Financial advice is to limit the number of liabilities that you have. But what exactly is a liability, and why is it considered risky to have too many liabilities? A liability is something that you owe money on. A liability can also be considered a risk or obligation that usually has a monetary value to it.
Liabilities are placed into two categories. There are current and non-current liabilities. Current liabilities can be paid back within a year or less, while non-current liabilities take longer than a year to pay back.
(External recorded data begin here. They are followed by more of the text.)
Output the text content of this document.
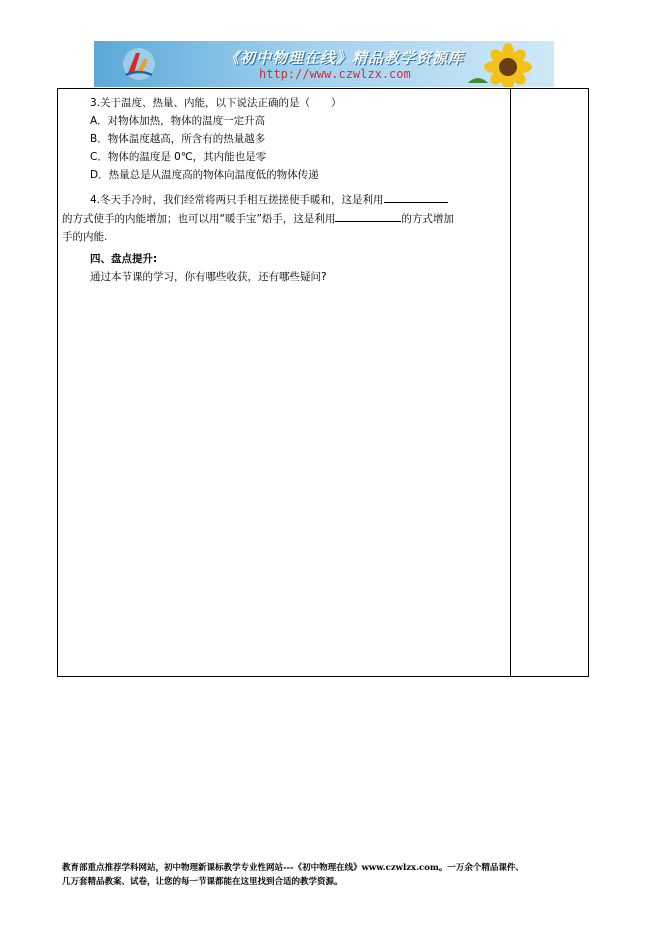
《初中物理在线》精品教学资源库
http://www.czwlzx.com

3.关于温度、热量、内能，以下说法正确的是（　　）

A．对物体加热，物体的温度一定升高

B．物体温度越高，所含有的热量越多

C．物体的温度是 0℃，其内能也是零

D．热量总是从温度高的物体向温度低的物体传递

4.冬天手冷时，我们经常将两只手相互搓搓使手暖和，这是利用

的方式使手的内能增加；也可以用“暖手宝”焐手，这是利用	的方式增加

手的内能.

四、盘点提升:

通过本节课的学习，你有哪些收获，还有哪些疑问?

教育部重点推荐学科网站，初中物理新课标教学专业性网站---《初中物理在线》www.czwlzx.com。一万余个精品课件、
几万套精品教案、试卷，让您的每一节课都能在这里找到合适的教学资源。
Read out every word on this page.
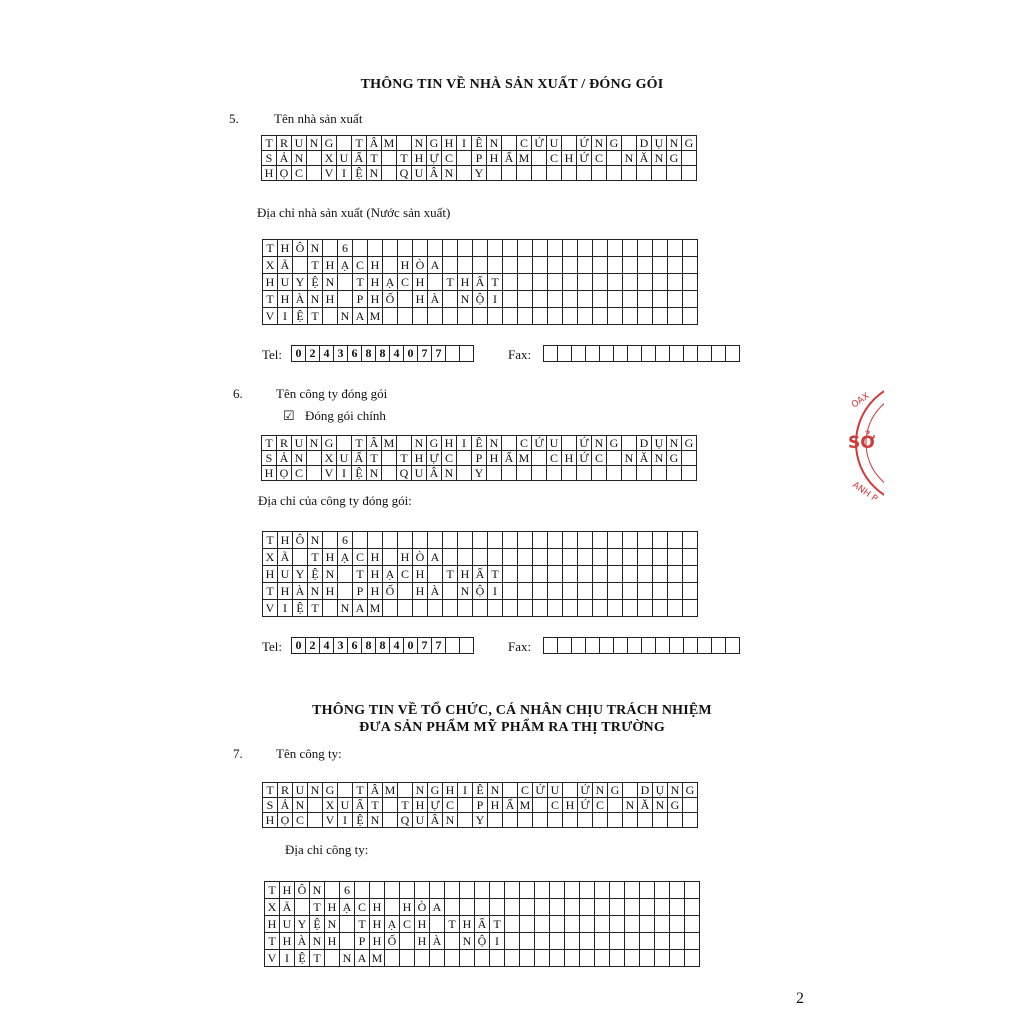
THÔNG TIN VỀ NHÀ SẢN XUẤT / ĐÓNG GÓI
5.	Tên nhà sản xuất
T	R	U	N	G		T	Â	M		N	G	H	I	Ê	N		C	Ứ	U		Ứ	N	G		D	Ụ	N	G
S	Ả	N		X	U	Ấ	T		T	H	Ự	C		P	H	Ẩ	M		C	H	Ứ	C		N	Ă	N	G	
H	Ọ	C		V	I	Ệ	N		Q	U	Â	N		Y														
Địa chỉ nhà sản xuất (Nước sản xuất)
T	H	Ô	N		6																							
X	Ã		T	H	Ạ	C	H		H	Ò	A																	
H	U	Y	Ệ	N		T	H	Ạ	C	H		T	H	Ấ	T													
T	H	À	N	H		P	H	Ố		H	À		N	Ộ	I													
V	I	Ệ	T		N	A	M																					
Tel: 0 2 4 3 6 8 8 4 0 7 7	Fax:
6.	Tên công ty đóng gói
☑ Đóng gói chính
T	R	U	N	G		T	Â	M		N	G	H	I	Ê	N		C	Ứ	U		Ứ	N	G		D	Ụ	N	G
S	Ả	N		X	U	Ấ	T		T	H	Ự	C		P	H	Ẩ	M		C	H	Ứ	C		N	Ă	N	G	
H	Ọ	C		V	I	Ệ	N		Q	U	Â	N		Y														
Địa chỉ của công ty đóng gói:
T	H	Ô	N		6																							
X	Ã		T	H	Ạ	C	H		H	Ò	A																	
H	U	Y	Ệ	N		T	H	Ạ	C	H		T	H	Ấ	T													
T	H	À	N	H		P	H	Ố		H	À		N	Ộ	I													
V	I	Ệ	T		N	A	M																					
Tel: 0 2 4 3 6 8 8 4 0 7 7	Fax:
THÔNG TIN VỀ TỔ CHỨC, CÁ NHÂN CHỊU TRÁCH NHIỆM
ĐƯA SẢN PHẨM MỸ PHẨM RA THỊ TRƯỜNG
7.	Tên công ty:
T	R	U	N	G		T	Â	M		N	G	H	I	Ê	N		C	Ứ	U		Ứ	N	G		D	Ụ	N	G
S	Ả	N		X	U	Ấ	T		T	H	Ự	C		P	H	Ẩ	M		C	H	Ứ	C		N	Ă	N	G	
H	Ọ	C		V	I	Ệ	N		Q	U	Â	N		Y														
Địa chỉ công ty:
T	H	Ô	N		6																							
X	Ã		T	H	Ạ	C	H		H	Ò	A																	
H	U	Y	Ệ	N		T	H	Ạ	C	H		T	H	Ấ	T													
T	H	À	N	H		P	H	Ố		H	À		N	Ộ	I													
V	I	Ệ	T		N	A	M																					
OAX
ANH P
SỞ
2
Most people have at least one non-current liability like a mortgage or car payment. The loans for cars are usually 3-6 years, and a mortgage is usually 15 or 30 years. These types of liabilities will not be paid off in a year or less. Even if you are aggressively paying off your car or house, paying off these debts will probably take over a year.
Current liabilities are things that you can settle quickly, such as a credit card balance or something you can easily sell. Other forms of current liabilities are payable wages, accounts, and taxes. While your 30-year mortgage is considered non-current, the payments that you will make in a year are considered current liabilities.
A home can be both a liability and an asset. For example, your mortgage is a liability, but if you can sell the home and make money, then it is an asset. If you owe your money outright, then it is completely an asset because you do not owe anything on it.
While most people cannot fully avoid liabilities, it’s important to have fewer liabilities, especially when comparing them to your assets. You want to have more assets than liabilities to have a positive net worth. If you have more liabilities than thanes, your ill have a negative net worth. Having a mix of current and non-current liabilities is important. You can quickly pay off your current liabilities if you want to improve your net worth.